Reagan called this "rubbish." He had always understood the U.S.S.R. as not just vicious but as an inherently atheistic system. Lenin had compared Christianity to venereal disease and established groups like the League of the Militant Godless. Speaking on behalf of the Bolshevik state, he declared in 1920, "We … do not believe in God." Stalin naturally followed suit, blowing up churches and gulaging nuns and priests. Marx himself had called religion the "opiate of the masses" and said that "communism begins where atheism begins."

It was the U.S.S.R., Reagan said, that repressed humans' God-given rights and killed tens of millions of its own. America, on the other hand, was a democratic country where "all people enjoy the right to speak, to worship God as they choose, and live without fear." As he told in a crowd in Miami, "don't let anyone tell you we're morally equivalent with the Soviet Union. … We are morally superior, not equivalent, to any totalitarian regime, and we should be darn proud of it."

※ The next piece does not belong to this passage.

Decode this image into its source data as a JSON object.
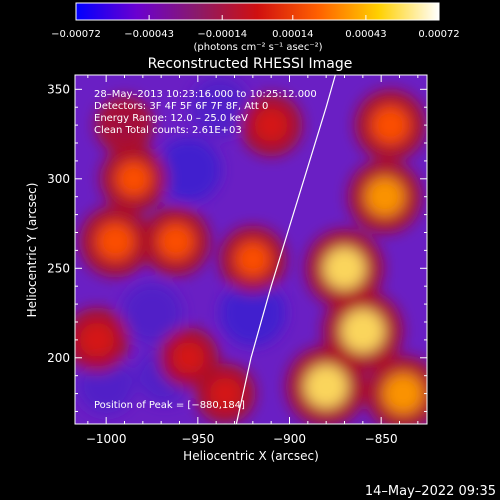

After a decade of détente, in which both Republican and Democratic presidents had urged Americans to accept their differences with Soviet Union, Reagan was seeking to re-moralize the conflict. He wanted to make the case to the public that the Cold War was not a "giant misunderstanding" but a just war. And on a number of occasions, including a speech to the National Religious Broadcasters in January 1984, he said that while he prayed that he and his country were on the right side and doing the right thing, he was at least sure his country was not the evil one.

Fittingly, it was those who subscribed to moral equivalency who took greatest offense at Reagan's Evil Empire speech.

A larger plan

Finally, Reagan's speech needs to be placed in the context of what we now know was happening at the time: Reagan and a group of close advisers were laying out a multi-layered assault on the Soviet Union from numerous angles—from economic warfare to rhetorical warfare—in order to undermine the empire without nuclear war and direct military confrontation. The Evil Empire speech was a significant part of the plan, one that reflected both deeper personal motivations and far-reaching global ambitions.

Only now, decades later, as emotions and partisan inclinations have cooled—and knowing the story had a good (not tragic) ending—can we fully understand the Evil Empire speech and its purpose. Ronald Reagan told Nancy Reagan a few days after the speech, as she expressed misgivings over his bellicose language, "It is an Evil Empire. It's time to close it down."

In those private comments by Reagan, we see the direct connection between that first and second sentence. Calling it an Evil Empire was one step to something much larger.

Paul Kengor is professor of political science at Grove City College in Grove City, Pennsylvania.